We thought, "Well, what are some things about a house that don't really change?" It's like, "Yes, renovation is where the windows are and how the car lights pass a window thanks to its positioning to the street." When we started to think about that, then all of a sudden the whoosh came in from there, and then because that whoosh tied into the waves, I built it up and it escalated from there. We thought, "Oh, okay. There's something really nice there," and in fact, we could tie it to the beginning of our story, which would give the audience a memory, so that when we get to the end, they would possess a memory of that place as well.

"You don't realize that there's been a change in the sound, but in fact, there has been a journey through what's certainly there and then what Angel is remembering."

NFS: Did you work with your sound designer on getting that mix—the two sounds literally blend into one another at times—as seamless as possible?

Spiro: Yeah, that was actually a really great idea [on their part] and I'm so impressed that you noticed that.
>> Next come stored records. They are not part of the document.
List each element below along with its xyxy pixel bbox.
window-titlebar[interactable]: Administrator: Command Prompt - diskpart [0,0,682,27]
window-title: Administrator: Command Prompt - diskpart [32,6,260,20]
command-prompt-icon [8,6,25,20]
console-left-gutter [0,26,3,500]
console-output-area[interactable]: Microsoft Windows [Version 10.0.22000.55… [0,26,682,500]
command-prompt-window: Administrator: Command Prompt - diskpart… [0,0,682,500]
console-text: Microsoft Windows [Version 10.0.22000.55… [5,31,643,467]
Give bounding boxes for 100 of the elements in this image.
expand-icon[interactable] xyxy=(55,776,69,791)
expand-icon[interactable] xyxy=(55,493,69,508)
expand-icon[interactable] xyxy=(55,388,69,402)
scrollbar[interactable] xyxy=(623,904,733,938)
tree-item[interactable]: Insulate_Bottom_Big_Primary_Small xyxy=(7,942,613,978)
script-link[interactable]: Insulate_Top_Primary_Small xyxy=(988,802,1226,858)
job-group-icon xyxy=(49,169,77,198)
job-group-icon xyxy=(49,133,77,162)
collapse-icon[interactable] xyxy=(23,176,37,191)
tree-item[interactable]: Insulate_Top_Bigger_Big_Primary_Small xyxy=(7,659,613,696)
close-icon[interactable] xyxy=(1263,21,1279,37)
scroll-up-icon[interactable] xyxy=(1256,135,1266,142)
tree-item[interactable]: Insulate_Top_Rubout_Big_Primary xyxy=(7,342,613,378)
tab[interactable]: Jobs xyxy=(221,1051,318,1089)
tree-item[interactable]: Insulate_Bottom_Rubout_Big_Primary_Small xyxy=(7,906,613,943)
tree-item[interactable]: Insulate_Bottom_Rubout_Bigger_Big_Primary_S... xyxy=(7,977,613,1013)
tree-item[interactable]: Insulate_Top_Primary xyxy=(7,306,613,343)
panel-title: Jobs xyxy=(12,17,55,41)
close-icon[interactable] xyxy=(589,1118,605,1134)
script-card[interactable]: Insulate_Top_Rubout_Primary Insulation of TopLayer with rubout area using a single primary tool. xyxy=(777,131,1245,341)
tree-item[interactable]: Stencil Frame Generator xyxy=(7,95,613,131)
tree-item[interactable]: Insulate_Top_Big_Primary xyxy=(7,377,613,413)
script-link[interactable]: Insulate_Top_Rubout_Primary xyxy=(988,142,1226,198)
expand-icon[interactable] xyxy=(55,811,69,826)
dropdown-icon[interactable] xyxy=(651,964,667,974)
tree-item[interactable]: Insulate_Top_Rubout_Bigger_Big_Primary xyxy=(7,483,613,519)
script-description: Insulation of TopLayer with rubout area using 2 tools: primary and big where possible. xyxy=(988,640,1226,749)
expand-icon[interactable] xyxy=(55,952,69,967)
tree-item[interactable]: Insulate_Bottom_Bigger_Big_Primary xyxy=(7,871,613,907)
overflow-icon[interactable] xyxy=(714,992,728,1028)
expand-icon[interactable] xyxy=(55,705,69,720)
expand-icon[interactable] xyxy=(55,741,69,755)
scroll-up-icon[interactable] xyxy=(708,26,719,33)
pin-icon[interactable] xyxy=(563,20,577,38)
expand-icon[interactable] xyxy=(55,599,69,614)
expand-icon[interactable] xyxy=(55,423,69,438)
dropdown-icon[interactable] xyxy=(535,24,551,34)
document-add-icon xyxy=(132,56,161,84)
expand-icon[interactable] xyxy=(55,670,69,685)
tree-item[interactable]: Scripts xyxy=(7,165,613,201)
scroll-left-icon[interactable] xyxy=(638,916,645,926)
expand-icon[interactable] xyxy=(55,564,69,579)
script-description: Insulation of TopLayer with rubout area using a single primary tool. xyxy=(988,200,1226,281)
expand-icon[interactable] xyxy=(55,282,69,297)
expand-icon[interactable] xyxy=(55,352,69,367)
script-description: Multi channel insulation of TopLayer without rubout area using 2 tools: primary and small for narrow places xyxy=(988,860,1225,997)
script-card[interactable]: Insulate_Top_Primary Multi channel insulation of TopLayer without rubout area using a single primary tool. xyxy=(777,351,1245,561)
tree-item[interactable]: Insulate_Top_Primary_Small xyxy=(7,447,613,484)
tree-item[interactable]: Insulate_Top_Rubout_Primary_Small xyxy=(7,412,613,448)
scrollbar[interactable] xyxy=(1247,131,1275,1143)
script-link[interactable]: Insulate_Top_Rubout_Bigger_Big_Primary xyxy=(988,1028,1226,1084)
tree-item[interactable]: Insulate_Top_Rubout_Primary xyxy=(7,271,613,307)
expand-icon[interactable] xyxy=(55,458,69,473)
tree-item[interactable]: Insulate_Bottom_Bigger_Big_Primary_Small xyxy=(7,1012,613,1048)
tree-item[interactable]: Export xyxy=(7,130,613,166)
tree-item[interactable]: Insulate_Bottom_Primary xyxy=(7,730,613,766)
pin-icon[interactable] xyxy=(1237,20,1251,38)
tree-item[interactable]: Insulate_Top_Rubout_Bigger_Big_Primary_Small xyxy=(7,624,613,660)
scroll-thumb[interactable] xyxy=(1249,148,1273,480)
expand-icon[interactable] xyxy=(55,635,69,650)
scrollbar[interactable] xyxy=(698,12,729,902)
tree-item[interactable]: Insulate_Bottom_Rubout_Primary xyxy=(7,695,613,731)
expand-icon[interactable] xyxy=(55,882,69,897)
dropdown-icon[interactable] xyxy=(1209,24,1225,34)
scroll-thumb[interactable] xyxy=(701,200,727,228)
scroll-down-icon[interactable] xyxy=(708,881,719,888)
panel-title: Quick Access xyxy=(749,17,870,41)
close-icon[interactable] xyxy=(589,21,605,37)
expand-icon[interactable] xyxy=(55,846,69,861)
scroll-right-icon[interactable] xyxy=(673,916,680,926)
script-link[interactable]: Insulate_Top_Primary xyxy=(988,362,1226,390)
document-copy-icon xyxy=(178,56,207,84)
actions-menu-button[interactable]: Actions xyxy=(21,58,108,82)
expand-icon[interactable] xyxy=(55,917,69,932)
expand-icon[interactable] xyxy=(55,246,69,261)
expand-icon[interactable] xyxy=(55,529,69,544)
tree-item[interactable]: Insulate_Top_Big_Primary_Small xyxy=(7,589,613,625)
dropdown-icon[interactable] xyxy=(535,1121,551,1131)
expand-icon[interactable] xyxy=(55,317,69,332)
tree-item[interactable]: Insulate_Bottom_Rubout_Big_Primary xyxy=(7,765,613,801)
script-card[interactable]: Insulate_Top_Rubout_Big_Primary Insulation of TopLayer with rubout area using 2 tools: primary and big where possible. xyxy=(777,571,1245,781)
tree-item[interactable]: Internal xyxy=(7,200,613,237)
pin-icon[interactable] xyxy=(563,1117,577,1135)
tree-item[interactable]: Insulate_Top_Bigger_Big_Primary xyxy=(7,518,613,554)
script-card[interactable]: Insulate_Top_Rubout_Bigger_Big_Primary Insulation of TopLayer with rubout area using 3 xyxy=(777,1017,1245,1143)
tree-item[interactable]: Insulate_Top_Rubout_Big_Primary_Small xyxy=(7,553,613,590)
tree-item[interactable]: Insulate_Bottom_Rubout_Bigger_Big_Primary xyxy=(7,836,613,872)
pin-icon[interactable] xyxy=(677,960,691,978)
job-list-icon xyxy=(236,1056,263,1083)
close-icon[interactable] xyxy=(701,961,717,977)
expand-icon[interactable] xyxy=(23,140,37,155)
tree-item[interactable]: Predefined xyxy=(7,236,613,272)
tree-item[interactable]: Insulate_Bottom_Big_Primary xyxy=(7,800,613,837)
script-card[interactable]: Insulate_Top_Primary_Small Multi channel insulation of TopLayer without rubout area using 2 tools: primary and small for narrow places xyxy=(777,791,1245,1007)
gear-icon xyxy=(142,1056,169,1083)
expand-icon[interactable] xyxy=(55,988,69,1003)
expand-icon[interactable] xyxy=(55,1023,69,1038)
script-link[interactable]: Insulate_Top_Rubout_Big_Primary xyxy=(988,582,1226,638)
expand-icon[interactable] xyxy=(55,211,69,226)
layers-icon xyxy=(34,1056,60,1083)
I had a great editor, Taylor Levy, and a great sound mixer, Chris Foster, and the mix was a combination of their ideas.

You first hear a car, and then it's a car and a wave, and then it's just a wave, and so you don't realize that there's been a change in the sound, but in fact, there has been a journey through what's certainly there and then what Angel is remembering. That was thanks to my editor and sound mixer coming up with a really beautiful and great idea there.

Nco_still3Tatum Marilyn Hall and Dominique Fishback in Jordana Spiro's 'Night Comes On,' courtesy of Samuel Goldwyn Films.

NFS: As April remembers back to that tragic evening in which her mother was slain, we're shown low lit, darkly poetic flashbacks. How did you work with your cinematographer to give those flashbacks a visual tone far removed from the rest of the film?

Spiro: My DP, Hatuey Viveros Lavielle, and I have a nice shorthand as we had worked together before on a short film called Skin. First of all, it involved making sure we drove our location manager sufficiently crazy enough to scout for the houses that had a really good hallway with a bathroom in them, just-so positioned, and the bedroom in this just-so position. We then started playing with slow motion.

Hatuey and I looked at a lot of pictures together, a lot of photography, and I liked the idea that the mother would always be shown in fragments, just the way our memories work, you know? We, or at least I don't, remember full anecdotes, but rather little fragments of things, the way something smelled or looked or sounded, and so we were just trying to capture that in the bathroom, along with the remembrance that you were frozen. Angel, as a child, was frozen in that she had some actual real guilt and shame about the fact that she froze [in the moment].

"You have to have a little bit more confidence on the days where you've crafted this incredibly specific shot list, and then in the morning there's whatever element working against you."

NFS:  What did you learn from the experience of making a first feature that you might've wished you had known going in? And what surprised you about the experience?

Spiro: Well, you have to have great endurance. There were so, so, so many things that I learned. You have to have a little bit more confidence on the days where you've crafted this incredibly specific shot list, and then in the morning there's whatever element working against you, weather or traffic or the complications that come from filming on a bus or no-shows or whatever it is, and you have to take that shot list, rip it up, and blow it away into the wind.

You need the ability to have confidence, as long as you're asking, "What are the essential beats of the scene that must be captured?" Just tap back into, "What are those essential beats that must be captured," and just have confidence around them.